Volume II: Filmography

 

FOOLISH FAT FLORA

Advertisement from Reel Life, December 25, 1915. (F-872)

 

(Falstaff)

December 30, 1915 (Thursday)

Length: 1 reel (1,030 feet)

Character: Comedy

Scenario: Lloyd F. Lonergan

Cast: Arthur Cunningham (featured player; as Flora), George E. Mack (Flora's husband), Charles Emerson (automobile owner), George T. Welsh (gardener)

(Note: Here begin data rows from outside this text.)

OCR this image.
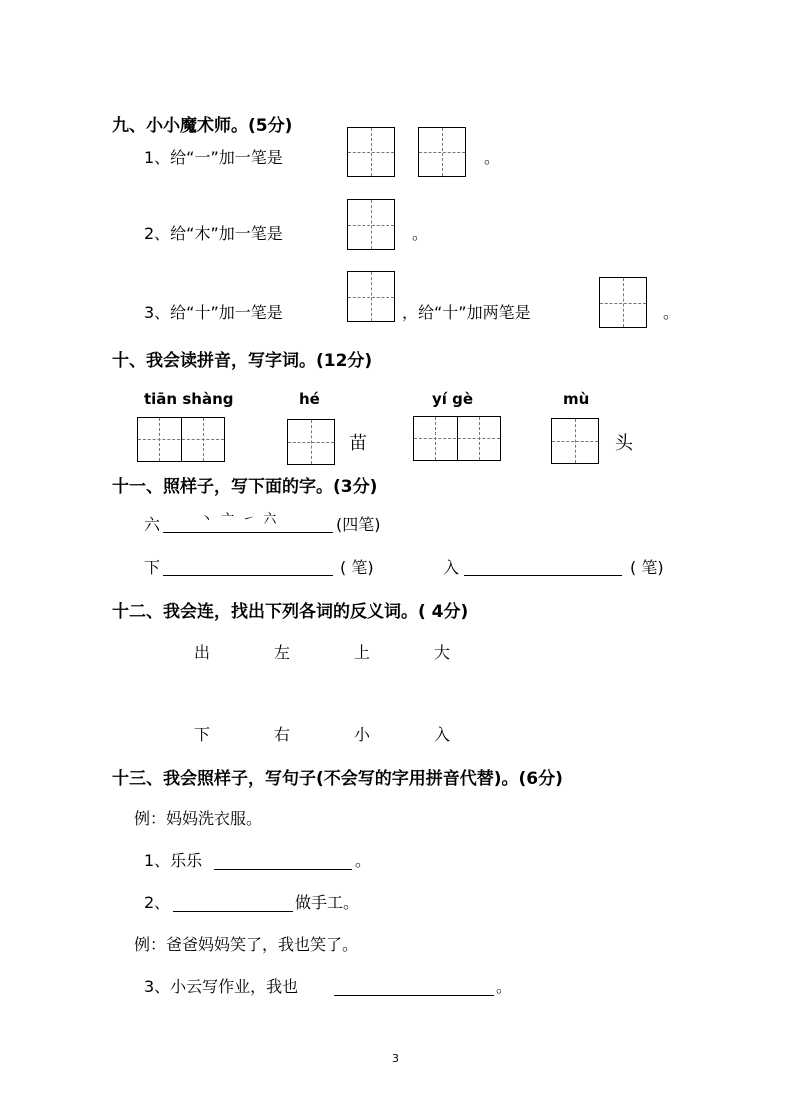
九、小小魔术师。(5分)
1、给“一”加一笔是	。
2、给“木”加一笔是	。
3、给“十”加一笔是	，给“十”加两笔是	。
十、我会读拼音，写字词。(12分)
tiān shàng	hé
苗
yí gè	mù
头
十一、照样子，写下面的字。(3分)
六	丶 亠 ㇀ 六	(四笔)
下	( 笔)	入	( 笔)
十二、我会连，找出下列各词的反义词。( 4分)
出	左	上	大
下	右	小	入
十三、我会照样子，写句子(不会写的字用拼音代替)。(6分)
例：妈妈洗衣服。
1、乐乐	。
2、	做手工。
例：爸爸妈妈笑了，我也笑了。
3、小云写作业，我也	。
3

Notes: 1. This film was also listed as Foolish, Fat Flora (with comma after first word) in several notices, including in the title to the synopsis published in Reel Life, December 25, 1915. 2. The title was listed erroneously as Foolish Fate Flora in several schedules in The Moving Picture World (e.g., issue of January 22, 1916).

 

ADVERTISEMENT, Reel Life, December 25, 1915:

"Arthur Cunningham as Flora will floor you."

 

SYNOPSIS, Reel Life, December 25, 1915:

"Every time Flora tests the scales she finds her weight has increased. At last she drops an Indian club out of the window on the gardener's head. His hose slews around, the stream of water hits Flora's husband, who fights the gardener, the gardener loses a job, and the husband gains a cold - but poor Flora is not deprived of a single fraction of a pound. Flora reads an article explaining that the way to 'shed fat and acquire a figure' is to 'dress on the floor, work on the floor, and eat and sleep on the floor.' Flora has all the furniture moved out of the house. Horrified neighbors have her arrested. At the door of the jail she meets her husband. He is accused of wrecking an auto tire with a plate. Flora's husband proves that it was all the fault of his wife. Nevertheless, both are locked up. Flora rejoices. Prison fare, she has heard, is very bad, and she is happy in the belief that life behind the bars will train her down."

 

REVIEW, The Moving Picture World, December 25, 1915:

"This is a take off on the fat woman who tries to grow thin. The comedy is an amusing one and free from vulgarity. Flora, much distressed because of her rapid increase in weight, takes to following advice which she finds in a newspaper, which suggests the use of the floor for eating, sleeping, and the performance of all the daily domestic duties."